US blocks British Muslim family from flight to see American relatives, Disneyland

People are seen on the Main Street during Disneyland's Diamond Celebration in Anaheim, California May 22, 2015. © Mario Anzuoni
A British Muslim family of 11 on their way to Southern California was denied access to their plane by US Department of Homeland Security officials without explanation. Now a UK politician is calling on her government to investigate.

The perception is that a “widespread condemnation of Donald Trump’s call for no Muslim to be allowed into America contrasts with what is going on in practice,” Labour MP Stella Creasy wrote in the Guardian Tuesday, reacting to multiple cases of UK Muslims being inexplicably prohibited from traveling to the US.

It might be Kafkaesque to be refused travel for no reason, especially after being approved for that very flight just weeks prior, but Mohammad Tariq Mahmood said he instinctively knew his brother and nine of their children were turned away on account of their religion.

“It’s because of the attacks on America – they think every Muslim poses a threat,” Mahmood told the Guardian.

December 15 was on the children’s minds for months, as they counted down the days to when they would finally be at Disneyland, thanks to their parents’ savings. But not only did the Mahmoods miss out on Disneyland, they missed out on seeing their American relatives, and not even their £9,000 travel costs could be recouped from the airline.

Even then, things got worse.
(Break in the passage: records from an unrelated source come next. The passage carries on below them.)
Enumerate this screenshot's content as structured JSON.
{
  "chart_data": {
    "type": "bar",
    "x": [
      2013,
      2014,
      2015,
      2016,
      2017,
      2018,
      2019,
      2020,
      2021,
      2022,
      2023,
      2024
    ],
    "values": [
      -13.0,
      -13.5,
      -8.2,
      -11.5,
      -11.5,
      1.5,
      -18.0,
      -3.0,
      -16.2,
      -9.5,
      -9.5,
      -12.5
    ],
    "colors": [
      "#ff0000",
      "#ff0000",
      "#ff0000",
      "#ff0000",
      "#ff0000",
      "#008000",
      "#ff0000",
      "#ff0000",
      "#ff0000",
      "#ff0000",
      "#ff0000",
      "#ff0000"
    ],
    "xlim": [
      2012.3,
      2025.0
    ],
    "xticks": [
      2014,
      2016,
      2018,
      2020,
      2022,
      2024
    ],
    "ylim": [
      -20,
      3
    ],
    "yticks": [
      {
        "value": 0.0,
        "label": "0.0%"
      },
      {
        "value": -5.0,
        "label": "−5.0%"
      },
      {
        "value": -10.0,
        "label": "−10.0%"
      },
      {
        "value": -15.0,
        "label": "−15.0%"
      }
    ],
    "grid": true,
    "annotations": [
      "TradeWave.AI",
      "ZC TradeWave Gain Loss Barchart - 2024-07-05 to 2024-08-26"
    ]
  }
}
Before leaving Gatwick Airport, the Mahmoods were forced to relinquish every duty-free item they’d purchased while there.

“I have never been more embarrassed in my life. I work here, I have a business here. But we were alienated,” Mahmood said, adding that he and his brother had never had any problem with the police.

Meanwhile, Creasy contacted Prime Minister David Cameron, asking him to pry an explanation out from US officials and explain the UK’s policy for keeping track of how many people are denied travel by the US, as well as their ethnic or religious backgrounds.

In another case brought to Creasy’s attention, an imam and lecturer was told his travel authorization had been canceled moments before a December 17 flight to New York. Ajmal Mansoor recounted his experience in a Facebook post, saying, “I am baffled, annoyed and angry. USA has the right to issue and revoke visa – I fully understand that. However not forwarding any reasons infuriates ordinary people.”

“It does not win the hearts and minds of people, it turns them off. I am amazed how irrational these processes are but does USA care about what you and I think? I don’t think so!”